Afgelopen week werd bekend gemaakt dat Alexandra van Huffelen de nieuwe voorzitter wordt van het College van bestuur van de Radboud Universiteit te Nijmegen. Van Huffelen was in de kabinetten-Rutte III en IV voor D66 staatssecretaris van Koninkrijksrelaties en Digitalisering, respectievelijk staatssecretaris van Financiën, Toeslagen en Douane. In het persbericht van haar benoeming werd vermeld dat betrokkene ‘een ervaren bestuurder is met een sterk netwerk die dankzij haar daadkrachtige en verbindende stijl gericht op samenwerking goed past bij onze universiteit.’ Geknipt voor deze bestuursfunctie zou je zo zeggen!

Het persbericht vermeldde echter niet dat betrokkene op het punt stond om verkozen te worden tot de nieuwe partijvoorzitter van D66. Van Huffelen zelf denkt ‘een goede match’ te zijn met de universiteit.
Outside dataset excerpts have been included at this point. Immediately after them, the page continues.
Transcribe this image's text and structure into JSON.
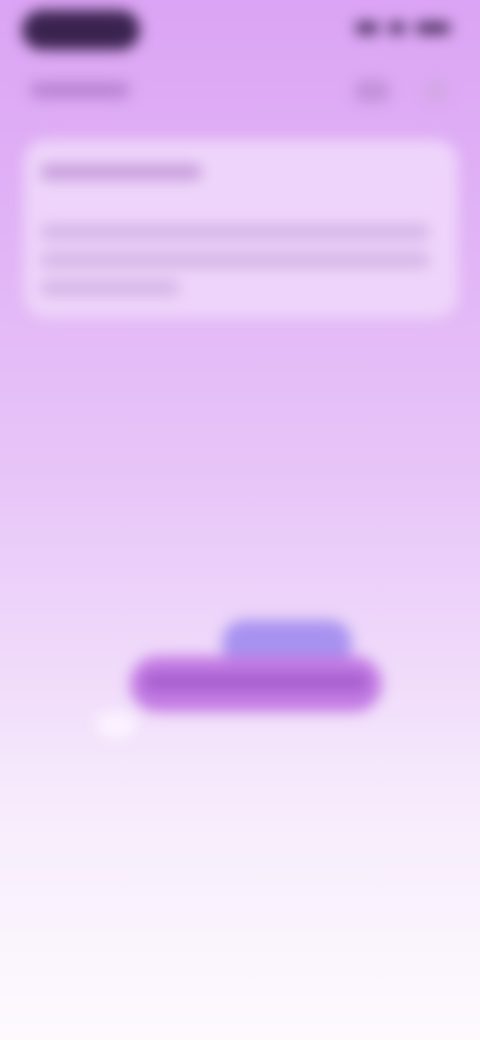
{
  "status_bar": {
    "time": "",
    "battery": ""
  },
  "header": {
    "label": ""
  },
  "card": {
    "title": "",
    "body_lines": [
      "",
      "",
      ""
    ]
  },
  "illustration": {
    "cta_label": ""
  },
  "colors": {
    "top": "#dba4f4",
    "bottom": "#fdfafe",
    "accent_purple": "#c27ae3",
    "accent_blue": "#a792f0"
  }
}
Het voorzitterschap van D66 acht zij  praktisch en inhoudelijk goed te combineren met de bestuursfunctie op de universiteit.

Gemengde reacties

De benoeming leidde tot gemengde reacties. Enerzijds was er teleurstelling dat niet een persoon uit de universitaire gemeenschap was benoemd, anderzijds werd het juist positief ontvangen dat een actieve en ervaren politica benoemd is. Zo merkte Esther Mirjan Sent, hoogleraar Economie aan de Radboud Universiteit en tevens partijvoorzitter van de PvdA in een reactie aan Vox op dat het geweldig is dat zij tevens collega-partijvoorzitter wordt.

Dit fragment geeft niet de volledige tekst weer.